For the Club Kids: #NaBloPoMo Day 3

I started dancing at clubs when I was 15 in Houston. The first club I ever went to was Numbers. My boyfriend, Tim, was 21 at the time. I had met him while performing at the Rocky Horror Picture Show. I didn’t have a lot of supervision in high school.

Before Numbers, I never really knew there we places where you could go and just dance by yourself without everyone staring at you. And I loved to dance, so much. I was on the dance team in high school and had been performing in musicals since I was 9 years old. But at Numbers they played darker stuff, harder and more flowy both. It was my introduction to 80s dance music, synths, goth, industrial, everything.

I vividly remember sitting out on the patio in the back chain-smoking at 16. I think it was New Year’s Eve. Through the club influence I dyed my hair black and started wearing all black clothing. Fishnets, ripped shirts, long skirts, big boots, all of it. I would go to school with heavy black eyeliner all over my face. I adored The Crow and saw it in the theater, and it’s sequel (City of Angels, which nobody else saw, it seems.) Everything was so dramatic and wonderful. My conversion to goth girl was total and complete.

Over 20 years later, you can still find me out on the dance floor. I guess I’m still just a big goth kid at heart. I’ve come full circle, in a way. When I first started going to club I didn’t drink or smoke, and these days it is much the same. In fact, the only time I even think about cigarettes is when I’ve had too much to drink. I quit years ago, several times, and I think it is finally sticking. It was so hard to quit after smoking for so long, and I am proud of myself.

I think about all the years in the middle, the long nights of dancing and revelry that I don’t even remember. I started drinking after I moved to San Diego in 2001. I was 20 when I got to Southern California, and the only people I knew here were folks I knew online from playing video games. I arrived utterly alone, with a suitcase and a computer and a severe MMO addiction.

Through the magic of LiveJournal, video games, and Comic-Con, I started hearing about events in San Diego. Shortly after moving here, I attended my first X-Sanguin party and met The Brotherhood and so many people that would become my friends over the next 10 years. I also started attending the local 80s night at Shooters regularly. It was there that I found my home on the dance floor again. I discovered there were goth nights! There was Therapy, and Sabbat, and eventually Club de Sade, and several others.

I’m pretty terrible at making friends. I go places alone and desperately avoid eye contact with people, trying to shrink into the walls. But these people really never let me do that. They bought me drinks, smoked with me, talked to me. It was the weirdest thing. I felt so welcome in San Diego.
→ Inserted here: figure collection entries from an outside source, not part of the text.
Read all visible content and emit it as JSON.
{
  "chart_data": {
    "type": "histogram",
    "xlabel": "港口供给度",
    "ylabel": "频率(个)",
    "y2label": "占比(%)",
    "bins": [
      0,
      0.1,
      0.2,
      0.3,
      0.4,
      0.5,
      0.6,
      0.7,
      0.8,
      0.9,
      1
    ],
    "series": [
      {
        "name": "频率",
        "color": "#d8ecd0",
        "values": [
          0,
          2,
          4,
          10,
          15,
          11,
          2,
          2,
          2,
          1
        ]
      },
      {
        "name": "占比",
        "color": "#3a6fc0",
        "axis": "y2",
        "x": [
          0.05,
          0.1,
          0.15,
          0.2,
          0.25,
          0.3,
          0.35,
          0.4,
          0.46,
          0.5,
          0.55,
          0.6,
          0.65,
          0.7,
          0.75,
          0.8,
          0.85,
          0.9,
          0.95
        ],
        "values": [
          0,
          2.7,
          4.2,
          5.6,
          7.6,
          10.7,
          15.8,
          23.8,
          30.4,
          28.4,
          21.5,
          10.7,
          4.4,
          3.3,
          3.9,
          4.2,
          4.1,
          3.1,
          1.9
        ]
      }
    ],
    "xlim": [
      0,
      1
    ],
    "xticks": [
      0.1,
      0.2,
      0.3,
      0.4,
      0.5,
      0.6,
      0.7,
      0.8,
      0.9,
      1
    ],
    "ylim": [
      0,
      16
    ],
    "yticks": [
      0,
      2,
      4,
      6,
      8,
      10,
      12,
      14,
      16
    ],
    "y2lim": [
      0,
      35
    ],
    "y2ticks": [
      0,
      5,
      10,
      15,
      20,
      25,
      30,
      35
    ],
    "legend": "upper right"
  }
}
One of the greatest things about San Diego is that it isn’t Los Angeles. But one day one of my bestest friends had to move up there for school. I started driving up on the weekends to go clubbing at Das Bunker in LA. I had never seen an industrial club like Bunker, and Franck was such a welcoming host. We drank Red Bull and vodka into the wee hours, then gorged on Doomie’s tacos before attemping the drive back to whoever’s house we were crashing at that night.

LA had other clubs, too. Malediction Society, and Bar Sinister, then there was Infirmary in Garden Grove. We went to all of them. I probably spent more time dancing and drinking than doing anything else in my 20s, besides working. And I worked A LOT at a high-stress job, so I felt I deserved the fun.

The drinking definitely was becoming a problem, though. I couldn’t go out without having at least a few drinks. Usually it involved pre-drinking, followed by drinking at club, then of course there were the after-parties. I would usually get back to San Diego just in time to make it to work on Monday. During the week, I started downing a bottle of wine a night while playing my games.

My social anxiety was so high, and then my depression was so low, that all I wanted to do was drink. Even now, when I am nervous, I want to hide behind alcohol. I have to constantly remind myself how depressed all that drinking makes me, how expensive it is, and how bad it is for me. Thankfully, that is usually enough. I still have the occasional drunken night, but it’s more like a few times a year than a few times a week.

So you know, when you’re at the club all by yourself having a drink and watching the dancers, too shy to get out there – know that it’s okay. I’ve been there, and so has just about everyone else. I’ve always felt at home among the freaks, mostly because they are the nicest people with the biggest hearts that lack the judgment I always seemed to face in Texas.

When my daughter is old enough to start going to clubs, I hope I remember all the good times that I had. I made friendships that have endured the test of time. We did a lot of stupid shit, but almost everyone survived. When I’m out somewhere and I hear Wolfsheim or VNV Nation or Aesthetic Perfection or Front Line Assembly or Front 242, hell, even Skinny Puppy, all I remember is the good times. Everything else fades away. Music is a great healer, and dancing is good for you. Never let anyone tell you that you are wasting your time by going dancing. Sometimes it’s the only good thing.